Table 3 below illustrates how we conceived of divergent and convergent ideas given the title word “leadership” as an example.
Divergent thinking is a critical component of creativity and CPS. It can also be thought of as the ability to think laterally. Conversely, convergent thinking can be thought of as the ability to think vertically. But divergent thinking in itself is only a means to an end. As highlighted in the literature review, creative ideas on their own are simply unusual combinations or statistical surprises. They are merely probabilities and inconsequential. In the same vein, simply presenting an assortment of ideas from the literature does not constitute an academic essay. We expect postgraduate students to additionally engage in a coherent treatment of the literature they reviewed, to engage in higher level discourse, and to ultimately advance a thesis in relation to the assignment topic. As such, we weighed convergent ideas more as these play a role that is commensurate.
To appraise the ideation quality of an essay, we subsequently added the weights ascribed to all word pairs.
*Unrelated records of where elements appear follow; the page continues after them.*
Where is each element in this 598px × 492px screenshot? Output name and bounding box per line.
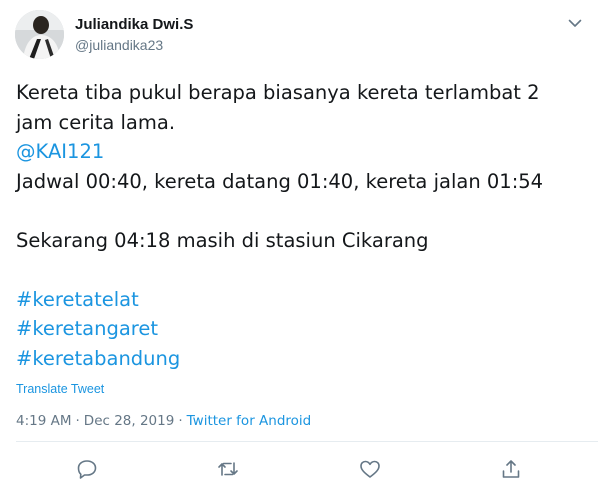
action-bar [0,456,598,482]
chevron-down-icon[interactable] [566,14,584,32]
hashtag-link[interactable]: #keretabandung [16,344,586,374]
tweet-text-line: Jadwal 00:40, kereta datang 01:40, keret… [16,169,544,193]
tweet-text-line: jam cerita lama. [16,110,176,134]
tweet-time[interactable]: 4:19 AM [16,413,72,429]
mention-link[interactable]: @KAI121 [16,137,586,167]
tweet-card: Juliandika Dwi.S @juliandika23 Kereta ti… [0,0,598,492]
meta-separator: · [178,413,183,429]
avatar[interactable] [15,10,64,59]
author-display-name[interactable]: Juliandika Dwi.S [75,16,193,33]
heart-icon[interactable] [357,456,383,482]
tweet-text-line: Kereta tiba pukul berapa biasanya kereta… [16,81,540,104]
retweet-icon[interactable] [215,456,241,482]
share-icon[interactable] [498,456,524,482]
hashtag-link[interactable]: #keretatelat [16,285,586,315]
divider [16,441,598,442]
tweet-text-line: Sekarang 04:18 masih di stasiun Cikarang [16,228,429,252]
author-handle[interactable]: @juliandika23 [75,37,163,53]
hashtag-link[interactable]: #keretangaret [16,314,586,344]
translate-tweet-link[interactable]: Translate Tweet [16,382,104,396]
tweet-text: Kereta tiba pukul berapa biasanya kereta… [16,78,586,373]
tweet-source-link[interactable]: Twitter for Android [187,413,312,429]
meta-separator: · [75,413,80,429]
avatar-image [15,10,64,59]
tweet-meta: 4:19 AM · Dec 28, 2019 · Twitter for Android [16,413,311,429]
reply-icon[interactable] [74,456,100,482]
tweet-date[interactable]: Dec 28, 2019 [84,413,175,429]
Table 4 below illustrates how an essay with three different word pairs would be computationally appraised for ideation quality.
Since it can be difficult to gauge the distance in ideation quality between essays, we additionally normalised the sum of weights within a dataset so as to scale the values between 0 and 1. We refer to this final outcome as the ideation score.
Table 5 below illustrates how the sum of weights for a sample dataset with only three essays would be normalised.
As highlighted earlier, personalities were not directly involved in the appraisal process, only algorithms. In addition, we cannot independently observe creativity. There are no objective benchmarks, or upper and lower bounds in which we can take reference. However, we do know that the essays within a dataset share the exact same task parameters and context. This effectively means that the students in a course were engaged in the same innovative process and dealing with very similar constraints. This can be exploited to indirectly observe variances in the path treaded as there will be inherent differences in the students’ ideation ability. So, instead of arbitrarily establishing upper and lower bounds, we let them emerge organically. A numerical score can be too granular, so it may be more meaningful to represent this categorically. For example, 0.00 to 0.33 as “Low”, 0.34 to 0.66 as “Medium”, and 0.67 to 1.0 as “High”.